# trs27 jetting q's



## meandmyz (Nov 21, 2013)

hey everyone, brand spankin new here and had some q's about my in-laws trs27...i believe it is an 8 hp tecumseh engine and was having issues with it turning the shoot smoothly as it kept binding at the gears because of excess movement in the shoot....so i pulled it apart to check the nylon ring and ended up being a trip to the dealer for parts....but what i was wondering is that the stock jetting for these is main jet 2 1/4 amd idle mix 2 turns out according to my dealer......far way off from what i thought is the general rule of 1.5....I also notice that when they are set this way they are def running rich belching out black smoke....they tend to also run way better leaned out a bit....so this makes me wonder why the dealership sets them rich....is it to provide the reliability out of them by simply de-tuning them or are these jets slightly different then other similar engines....the tecumseh manual says one thing but the deere tech says another....which one is right?? and is the proper practise?
thanks


----------



## sscotsman (Dec 8, 2010)

I dont know which is correct..but I would *always always always* believe the Tecumseh manual over the dealer..The manufacturer knows their product much better than some random guy at the dealer, who might have no idea what he is talking about..

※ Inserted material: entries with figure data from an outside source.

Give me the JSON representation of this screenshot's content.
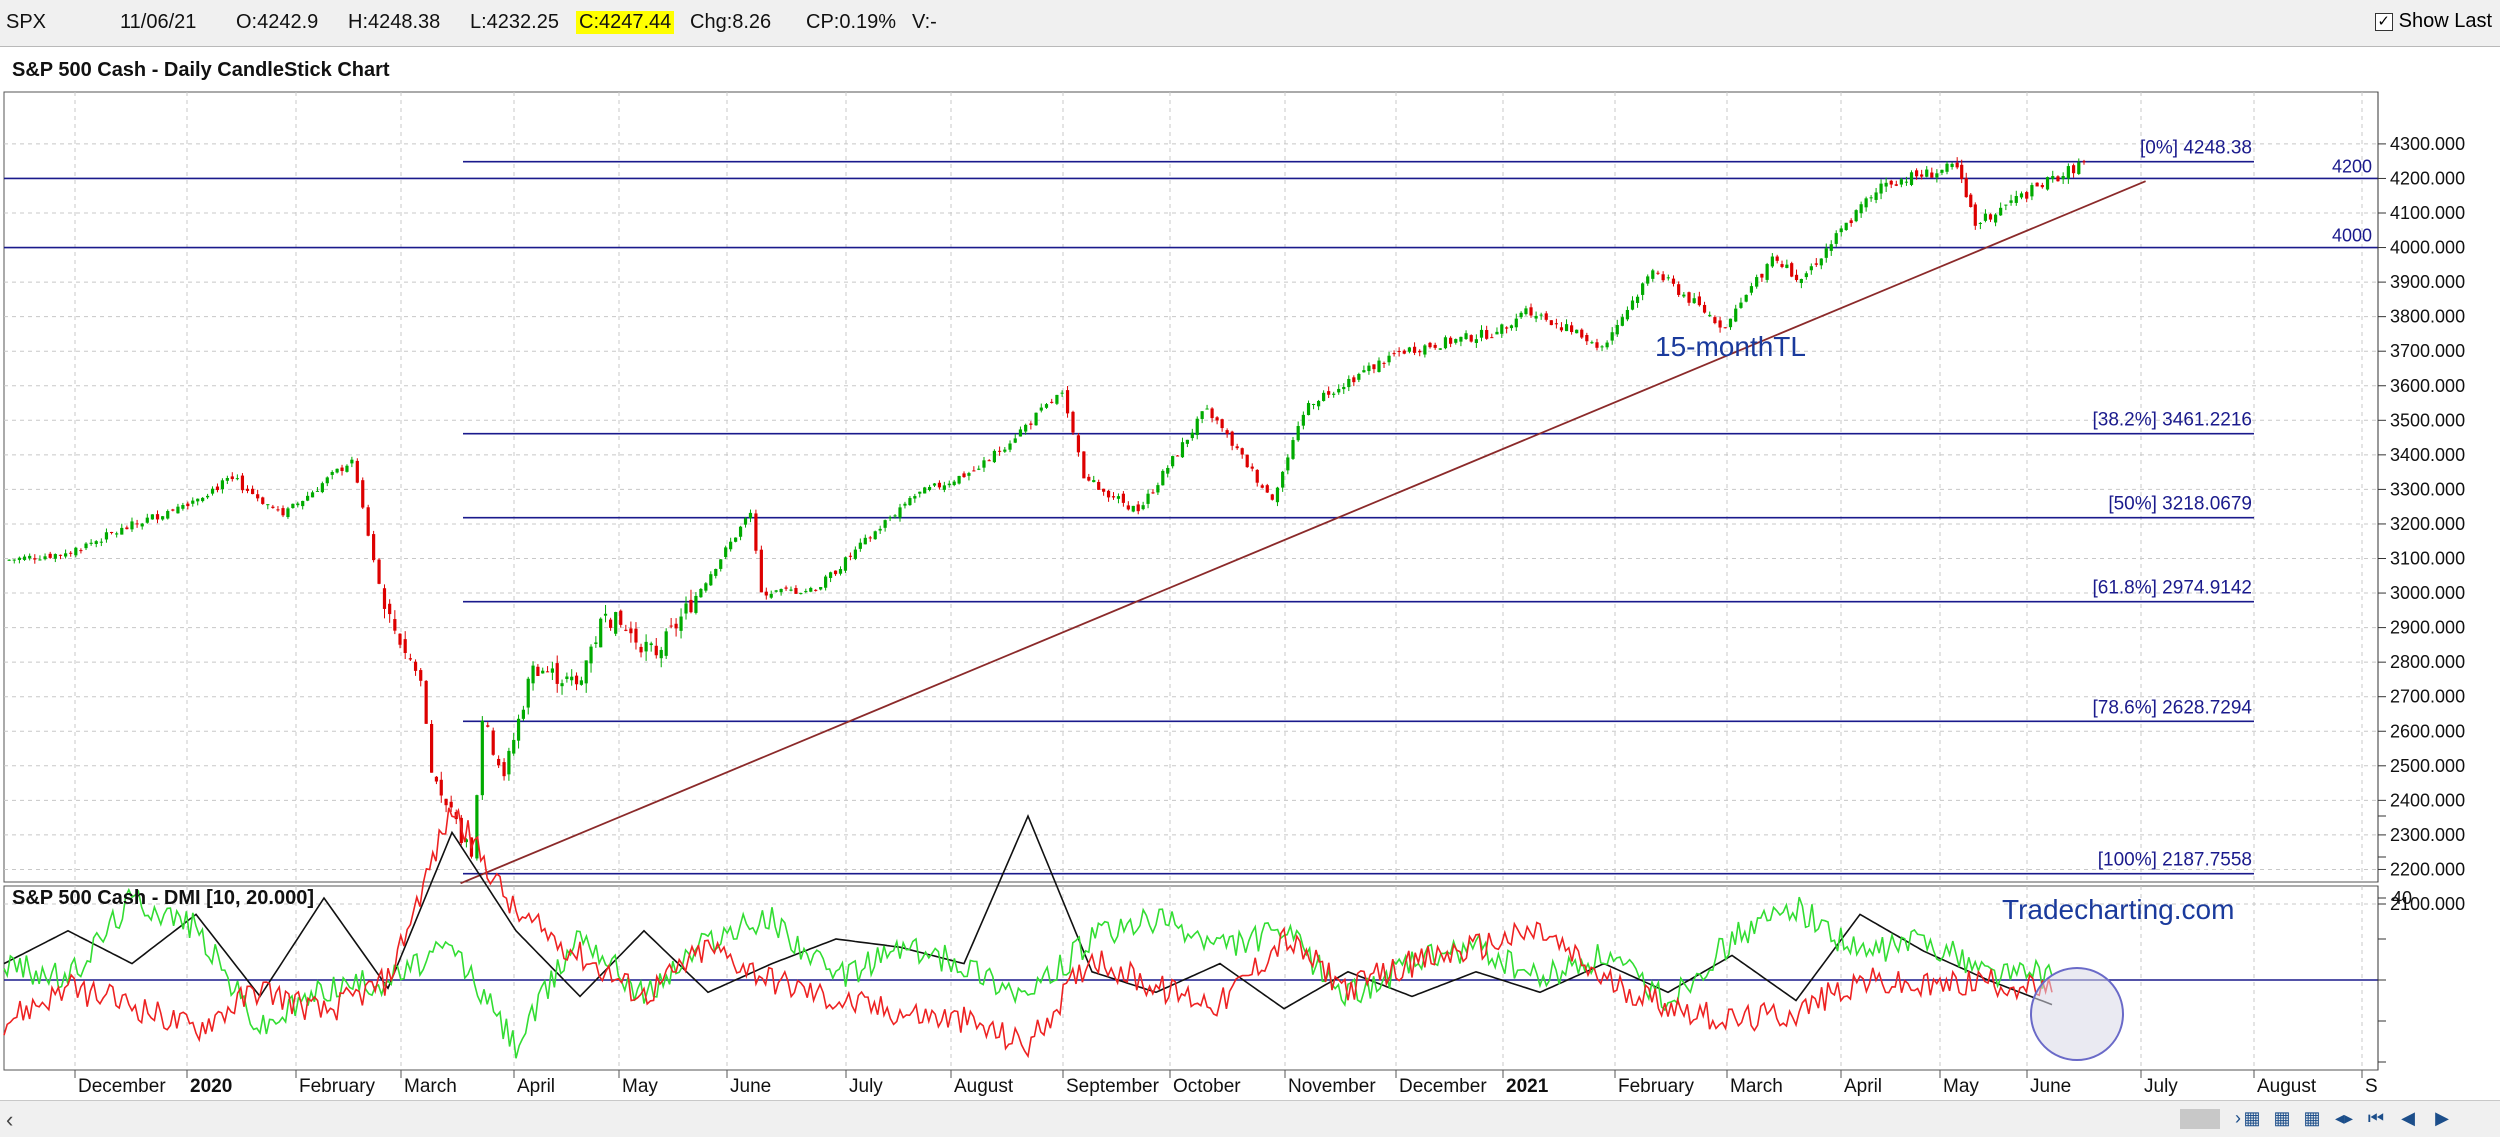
{
  "toolbar": {
    "symbol": "SPX",
    "date": "11/06/21",
    "open": "O:4242.9",
    "high": "H:4248.38",
    "low": "L:4232.25",
    "close": "C:4247.44",
    "change": "Chg:8.26",
    "change_pct": "CP:0.19%",
    "volume": "V:-",
    "show_last_label": "Show Last"
  },
  "colors": {
    "up": "#00aa00",
    "down": "#dd0000",
    "fib_line": "#1a1a8c",
    "trendline": "#8b2a2a",
    "plus_di": "#33dd33",
    "minus_di": "#ee2222",
    "adx": "#111111",
    "grid": "#c8c8c8"
  },
  "chart_data": [
    {
      "type": "candlestick",
      "title": "S&P 500 Cash - Daily CandleStick Chart",
      "ylim": [
        2100,
        4300
      ],
      "y_ticks": [
        "4300.000",
        "4200.000",
        "4100.000",
        "4000.000",
        "3900.000",
        "3800.000",
        "3700.000",
        "3600.000",
        "3500.000",
        "3400.000",
        "3300.000",
        "3200.000",
        "3100.000",
        "3000.000",
        "2900.000",
        "2800.000",
        "2700.000",
        "2600.000",
        "2500.000",
        "2400.000",
        "2300.000",
        "2200.000",
        "2100.000"
      ],
      "x_labels": [
        "December",
        "2020",
        "February",
        "March",
        "April",
        "May",
        "June",
        "July",
        "August",
        "September",
        "October",
        "November",
        "December",
        "2021",
        "February",
        "March",
        "April",
        "May",
        "June",
        "July",
        "August",
        "S"
      ],
      "anchors": [
        {
          "date": "2019-11-15",
          "close": 3095
        },
        {
          "date": "2019-12-02",
          "close": 3115
        },
        {
          "date": "2020-01-02",
          "close": 3250
        },
        {
          "date": "2020-01-17",
          "close": 3330
        },
        {
          "date": "2020-01-31",
          "close": 3225
        },
        {
          "date": "2020-02-19",
          "close": 3386
        },
        {
          "date": "2020-02-28",
          "close": 2954
        },
        {
          "date": "2020-03-09",
          "close": 2746
        },
        {
          "date": "2020-03-12",
          "close": 2480
        },
        {
          "date": "2020-03-16",
          "close": 2386
        },
        {
          "date": "2020-03-23",
          "close": 2237
        },
        {
          "date": "2020-03-26",
          "close": 2630
        },
        {
          "date": "2020-04-01",
          "close": 2470
        },
        {
          "date": "2020-04-09",
          "close": 2790
        },
        {
          "date": "2020-04-21",
          "close": 2736
        },
        {
          "date": "2020-04-29",
          "close": 2940
        },
        {
          "date": "2020-05-13",
          "close": 2820
        },
        {
          "date": "2020-06-08",
          "close": 3232
        },
        {
          "date": "2020-06-11",
          "close": 3002
        },
        {
          "date": "2020-06-26",
          "close": 3009
        },
        {
          "date": "2020-07-22",
          "close": 3275
        },
        {
          "date": "2020-08-10",
          "close": 3360
        },
        {
          "date": "2020-09-02",
          "close": 3580
        },
        {
          "date": "2020-09-08",
          "close": 3332
        },
        {
          "date": "2020-09-23",
          "close": 3237
        },
        {
          "date": "2020-10-12",
          "close": 3534
        },
        {
          "date": "2020-10-30",
          "close": 3270
        },
        {
          "date": "2020-11-09",
          "close": 3550
        },
        {
          "date": "2020-12-04",
          "close": 3699
        },
        {
          "date": "2020-12-31",
          "close": 3756
        },
        {
          "date": "2021-01-08",
          "close": 3824
        },
        {
          "date": "2021-01-29",
          "close": 3714
        },
        {
          "date": "2021-02-12",
          "close": 3934
        },
        {
          "date": "2021-03-04",
          "close": 3768
        },
        {
          "date": "2021-03-17",
          "close": 3974
        },
        {
          "date": "2021-03-25",
          "close": 3909
        },
        {
          "date": "2021-04-16",
          "close": 4185
        },
        {
          "date": "2021-05-07",
          "close": 4232
        },
        {
          "date": "2021-05-12",
          "close": 4063
        },
        {
          "date": "2021-05-19",
          "close": 4115
        },
        {
          "date": "2021-06-11",
          "close": 4247
        }
      ],
      "fib_levels": [
        {
          "label": "[0%] 4248.38",
          "value": 4248.38
        },
        {
          "label": "[38.2%] 3461.2216",
          "value": 3461.2216
        },
        {
          "label": "[50%] 3218.0679",
          "value": 3218.0679
        },
        {
          "label": "[61.8%] 2974.9142",
          "value": 2974.9142
        },
        {
          "label": "[78.6%] 2628.7294",
          "value": 2628.7294
        },
        {
          "label": "[100%] 2187.7558",
          "value": 2187.7558
        }
      ],
      "horizontal_lines": [
        {
          "label": "4200",
          "value": 4200
        },
        {
          "label": "4000",
          "value": 4000
        }
      ],
      "trendline": {
        "label": "15-monthTL",
        "start": {
          "date": "2020-03-20",
          "value": 2160
        },
        "end": {
          "date": "2021-06-28",
          "value": 4192
        }
      }
    },
    {
      "type": "line",
      "title": "S&P 500 Cash - DMI [10, 20.000]",
      "watermark": "Tradecharting.com",
      "ylim": [
        0,
        60
      ],
      "y_tick_label": "40",
      "reference_line": 20,
      "series": [
        {
          "key": "adx",
          "anchors": [
            [
              0,
              24
            ],
            [
              20,
              32
            ],
            [
              40,
              24
            ],
            [
              60,
              36
            ],
            [
              80,
              16
            ],
            [
              100,
              40
            ],
            [
              120,
              18
            ],
            [
              140,
              56
            ],
            [
              160,
              32
            ],
            [
              180,
              16
            ],
            [
              200,
              32
            ],
            [
              220,
              17
            ],
            [
              240,
              24
            ],
            [
              260,
              30
            ],
            [
              280,
              28
            ],
            [
              300,
              24
            ],
            [
              320,
              60
            ],
            [
              340,
              22
            ],
            [
              360,
              17
            ],
            [
              380,
              24
            ],
            [
              400,
              13
            ],
            [
              420,
              22
            ],
            [
              440,
              16
            ],
            [
              460,
              22
            ],
            [
              480,
              17
            ],
            [
              500,
              24
            ],
            [
              520,
              17
            ],
            [
              540,
              26
            ],
            [
              560,
              15
            ],
            [
              580,
              36
            ],
            [
              600,
              27
            ],
            [
              620,
              20
            ],
            [
              640,
              14
            ]
          ]
        },
        {
          "key": "plus_di",
          "anchors": [
            [
              0,
              24
            ],
            [
              20,
              20
            ],
            [
              40,
              40
            ],
            [
              60,
              33
            ],
            [
              80,
              8
            ],
            [
              100,
              18
            ],
            [
              120,
              20
            ],
            [
              140,
              28
            ],
            [
              160,
              4
            ],
            [
              180,
              32
            ],
            [
              200,
              16
            ],
            [
              220,
              30
            ],
            [
              240,
              35
            ],
            [
              260,
              20
            ],
            [
              280,
              28
            ],
            [
              300,
              24
            ],
            [
              320,
              16
            ],
            [
              340,
              30
            ],
            [
              360,
              35
            ],
            [
              380,
              28
            ],
            [
              400,
              32
            ],
            [
              420,
              16
            ],
            [
              440,
              24
            ],
            [
              460,
              28
            ],
            [
              480,
              20
            ],
            [
              500,
              26
            ],
            [
              520,
              15
            ],
            [
              540,
              30
            ],
            [
              560,
              38
            ],
            [
              580,
              26
            ],
            [
              600,
              30
            ],
            [
              620,
              22
            ],
            [
              640,
              21
            ]
          ]
        },
        {
          "key": "minus_di",
          "anchors": [
            [
              0,
              10
            ],
            [
              20,
              18
            ],
            [
              40,
              14
            ],
            [
              60,
              8
            ],
            [
              80,
              18
            ],
            [
              100,
              12
            ],
            [
              120,
              20
            ],
            [
              140,
              62
            ],
            [
              160,
              36
            ],
            [
              180,
              26
            ],
            [
              200,
              16
            ],
            [
              220,
              28
            ],
            [
              240,
              20
            ],
            [
              260,
              15
            ],
            [
              280,
              12
            ],
            [
              300,
              10
            ],
            [
              320,
              4
            ],
            [
              340,
              26
            ],
            [
              360,
              18
            ],
            [
              380,
              14
            ],
            [
              400,
              30
            ],
            [
              420,
              18
            ],
            [
              440,
              24
            ],
            [
              460,
              28
            ],
            [
              480,
              32
            ],
            [
              500,
              20
            ],
            [
              520,
              14
            ],
            [
              540,
              10
            ],
            [
              560,
              12
            ],
            [
              580,
              20
            ],
            [
              600,
              18
            ],
            [
              620,
              20
            ],
            [
              640,
              17
            ]
          ]
        }
      ]
    }
  ]
}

So whatever the manual says, go with that..
if the dealer says different, ignore the dealer..

(unless he can provide you with an official Tecumseh bulletin that supersedes their own manual..sometimes manufacturers do change things after manuals get printed..but I doubt that is the case here! 

Scot


----------



## meandmyz (Nov 21, 2013)

thanks sscotsman for helping me out with that....I am no small engine mechanic....but do tinker with lots of internal combustion stuff and thought that he sounded sketchy....even when i asked him if they were setting them that rich over the tecumseh recomended settings...he just replied "2 1/4 turns out is the factory setting"...
thanks again
cheers


----------



## Shryp (Jan 1, 2011)

Yea, I would start with the Tecumseh recommended setting and then adjust it until it runs best.


----------